Contrary to its name, synthetic cannabinoids — sold under the street names spice and K2 — share few similarities with the average marijuana leaf.

For one, they are created in labs, most located in China, according to Karl Colder, special agent in charge of the Drug Enforcement Agency’s Washington Field Division.

In these labs, chemists are staying at least one step ahead of drug enforcement officials in order to ensure these products are on the shelves. Overseas chemists, who are the main source for these synthetics, are constantly creating new iterations of the drug faster than the DEA can ban them

“To the best of our knowledge, it is in a powdered form when it is shipped,” Colder said.

“What ends up happening, for instance, is if you have a processing site here in the United States, they will mix it with acetone — kind of the same thing as paint remover or fingernail polish remover — to liquefy (it),” he explained.

After liquefying the synthetic cannabinoids and spraying them onto organic leaves, processing sites package the mix in bright-colored pouches, labeled “not for human consumption.” But that’s with a knowing wink. After all, human consumption is the very thing distributors have in mind.

Marketed as a “legal high” and sold under the guise of incense or potpourri, synthetic cannabinoids are sold at gas stations and convenience stores across the nation.

Marketing skews toward the naïve and innocent. Retailers often refer to the drug as Scooby Snax — which is one reason the drug can entice younger users.

“They label them with cartoon figures and smiley faces and rainbows,” said Robin Smith, Kyle’s mother. “It’s very sad because the people that are making it don’t care about kids that are 14, 15, 16 years old.”

While the drug binds to the same receptors in the brain as THC, a major psychoactive ingredient in marijuana that gets users high, Frankenstein-like synthetic cannabinoids present the risk of far more dangerous, and sometimes debilitating, side effects, including brain and kidney damage and sometimes death.
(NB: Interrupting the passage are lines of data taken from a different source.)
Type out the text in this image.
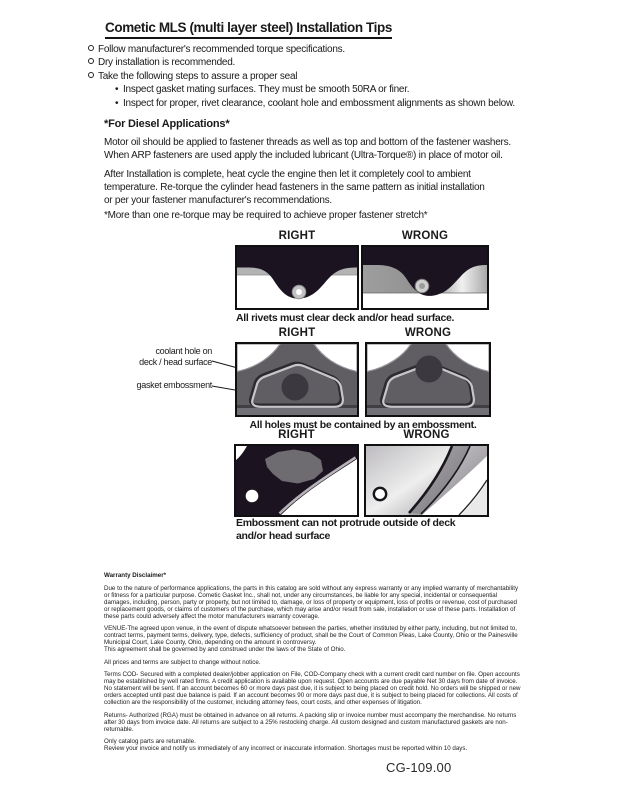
Cometic MLS (multi layer steel) Installation Tips
Follow manufacturer's recommended torque specifications.
Dry installation is recommended.
Take the following steps to assure a proper seal
• Inspect gasket mating surfaces. They must be smooth 50RA or finer.
• Inspect for proper, rivet clearance, coolant hole and embossment alignments as shown below.
*For Diesel Applications*
Motor oil should be applied to fastener threads as well as top and bottom of the fastener washers.
When ARP fasteners are used apply the included lubricant (Ultra-Torque®) in place of motor oil.
After Installation is complete, heat cycle the engine then let it completely cool to ambient
temperature. Re-torque the cylinder head fasteners in the same pattern as initial installation
or per your fastener manufacturer's recommendations.
*More than one re-torque may be required to achieve proper fastener stretch*
RIGHT	WRONG
All rivets must clear deck and/or head surface.
RIGHT	WRONG
coolant hole on
deck / head surface
gasket embossment
All holes must be contained by an embossment.
RIGHT	WRONG
Embossment can not protrude outside of deck
and/or head surface

Warranty Disclaimer*

Due to the nature of performance applications, the parts in this catalog are sold without any express warranty or any implied warranty of merchantability or fitness for a particular purpose. Cometic Gasket Inc., shall not, under any circumstances, be liable for any special, incidental or consequential damages, including, person, party or property, but not limited to, damage, or loss of property or equipment, loss of profits or revenue, cost of purchased or replacement goods, or claims of customers of the purchase, which may arise and/or result from sale, installation or use of these parts. Installation of these parts could adversely affect the motor manufacturers warranty coverage.

VENUE-The agreed upon venue, in the event of dispute whatsoever between the parties, whether instituted by either party, including, but not limited to, contract terms, payment terms, delivery, type, defects, sufficiency of product, shall be the Court of Common Pleas, Lake County, Ohio or the Painesville Municipal Court, Lake County, Ohio, depending on the amount in controversy.
This agreement shall be governed by and construed under the laws of the State of Ohio.

All prices and terms are subject to change without notice.

Terms COD- Secured with a completed dealer/jobber application on File, COD-Company check with a current credit card number on file. Open accounts may be established by well rated firms. A credit application is available upon request. Open accounts are due payable Net 30 days from date of invoice. No statement will be sent. If an account becomes 60 or more days past due, it is subject to being placed on credit hold. No orders will be shipped or new orders accepted until past due balance is paid. If an account becomes 90 or more days past due, it is subject to being placed for collections. All costs of collection are the responsibility of the customer, including attorney fees, court costs, and other expenses of litigation.

Returns- Authorized (RGA) must be obtained in advance on all returns. A packing slip or invoice number must accompany the merchandise. No returns after 30 days from invoice date. All returns are subject to a 25% restocking charge. All custom designed and custom manufactured gaskets are non-returnable.

Only catalog parts are returnable.
Review your invoice and notify us immediately of any incorrect or inaccurate information. Shortages must be reported within 10 days.

CG-109.00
The problem is that the drug keeps changing, so all of the side effects keep changing, too, experts said.

“The only person, in a sense, who knows what was sprayed onto this organic material that’s sold as synthetic cannabinoids is the chemist who created that chemical,” said Eric Wish, director of the University of Maryland’s Center for Substance Abuse Research. “That chemist really has no idea what that particular chemical that he or she created will do to the human brain.”

To Ruben Baler, a health scientist administrator for the National Institute on Drug Abuse’s Science Policy Branch, comparing synthetic cannabinoids to marijuana is a little like comparing gummy bears to bullets. In fact, Baler said that some synthetic cannabinoids could be 100 times more potent than “normal cannabinoids.”
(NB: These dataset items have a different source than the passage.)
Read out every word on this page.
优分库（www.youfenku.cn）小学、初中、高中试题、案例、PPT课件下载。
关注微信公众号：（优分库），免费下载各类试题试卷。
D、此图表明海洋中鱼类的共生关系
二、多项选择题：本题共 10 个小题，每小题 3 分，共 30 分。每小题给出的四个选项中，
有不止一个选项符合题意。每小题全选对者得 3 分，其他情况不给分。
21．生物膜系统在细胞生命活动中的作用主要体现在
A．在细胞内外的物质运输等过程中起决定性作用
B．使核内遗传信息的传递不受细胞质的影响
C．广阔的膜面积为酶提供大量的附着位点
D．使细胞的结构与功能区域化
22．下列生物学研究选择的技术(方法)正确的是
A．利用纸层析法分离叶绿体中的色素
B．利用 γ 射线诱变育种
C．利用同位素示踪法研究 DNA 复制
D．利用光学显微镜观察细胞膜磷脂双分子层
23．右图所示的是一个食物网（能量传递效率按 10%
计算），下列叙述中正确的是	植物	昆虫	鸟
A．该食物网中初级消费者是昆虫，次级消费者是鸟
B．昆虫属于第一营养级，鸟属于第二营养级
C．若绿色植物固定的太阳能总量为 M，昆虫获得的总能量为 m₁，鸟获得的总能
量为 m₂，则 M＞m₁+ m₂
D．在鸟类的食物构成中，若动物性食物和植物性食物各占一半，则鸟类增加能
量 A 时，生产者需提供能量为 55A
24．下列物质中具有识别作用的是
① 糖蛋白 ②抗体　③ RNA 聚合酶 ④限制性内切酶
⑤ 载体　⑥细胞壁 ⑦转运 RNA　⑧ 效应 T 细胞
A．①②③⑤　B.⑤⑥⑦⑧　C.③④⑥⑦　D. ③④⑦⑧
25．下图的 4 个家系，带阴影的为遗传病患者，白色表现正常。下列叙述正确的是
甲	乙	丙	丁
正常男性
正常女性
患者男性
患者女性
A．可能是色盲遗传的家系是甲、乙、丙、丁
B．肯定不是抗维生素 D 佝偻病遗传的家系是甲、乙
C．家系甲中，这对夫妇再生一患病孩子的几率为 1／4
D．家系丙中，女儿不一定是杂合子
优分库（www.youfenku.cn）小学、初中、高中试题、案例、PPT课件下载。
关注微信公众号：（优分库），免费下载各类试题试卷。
“[People] could have those really adverse effects that we see in the clinics and the emergency rooms – people developing either very aggressive bouts of violence or psychotic bouts due to these cannabinoids, which we haven’t seen before even with high potency marijuana,” Baler said.
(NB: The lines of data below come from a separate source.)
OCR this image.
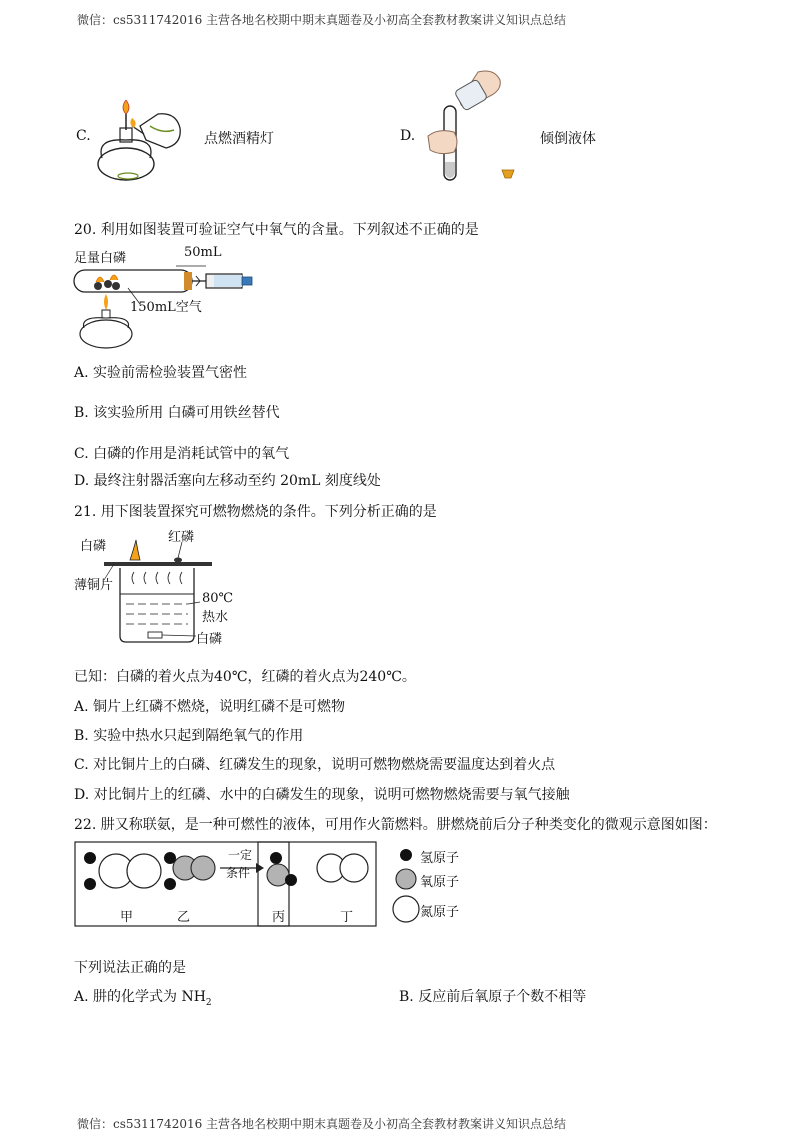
微信：cs5311742016 主营各地名校期中期末真题卷及小初高全套教材教案讲义知识点总结
C.	点燃酒精灯	D.	倾倒液体
20. 利用如图装置可验证空气中氧气的含量。下列叙述不正确的是
足量白磷	50mL
150mL空气
A. 实验前需检验装置气密性
B. 该实验所用 白磷可用铁丝替代
C. 白磷的作用是消耗试管中的氧气
D. 最终注射器活塞向左移动至约 20mL 刻度线处
21. 用下图装置探究可燃物燃烧的条件。下列分析正确的是
白磷
红磷
薄铜片
80℃
热水
白磷
已知：白磷的着火点为40℃，红磷的着火点为240℃。
A. 铜片上红磷不燃烧，说明红磷不是可燃物
B. 实验中热水只起到隔绝氧气的作用
C. 对比铜片上的白磷、红磷发生的现象，说明可燃物燃烧需要温度达到着火点
D. 对比铜片上的红磷、水中的白磷发生的现象，说明可燃物燃烧需要与氧气接触
22. 肼又称联氨，是一种可燃性的液体，可用作火箭燃料。肼燃烧前后分子种类变化的微观示意图如图：
甲	乙	丙	丁
一定
条件
氢原子
氧原子
氮原子
下列说法正确的是
A. 肼的化学式为 $NH_2$	B. 反应前后氧原子个数不相等
微信：cs5311742016 主营各地名校期中期末真题卷及小初高全套教材教案讲义知识点总结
Wish added that the person experimenting with this synthetic drug is essentially playing Russian Roulette with his or her life.

Kyle took that gamble.

“I feel like someone cut off my left arm and stole from me, and I’m bitter,” said Robin Smith. “The drug doesn’t just affect the person who is using it. It affects a family, friends, and it just turns people into being somebody they are not typically.”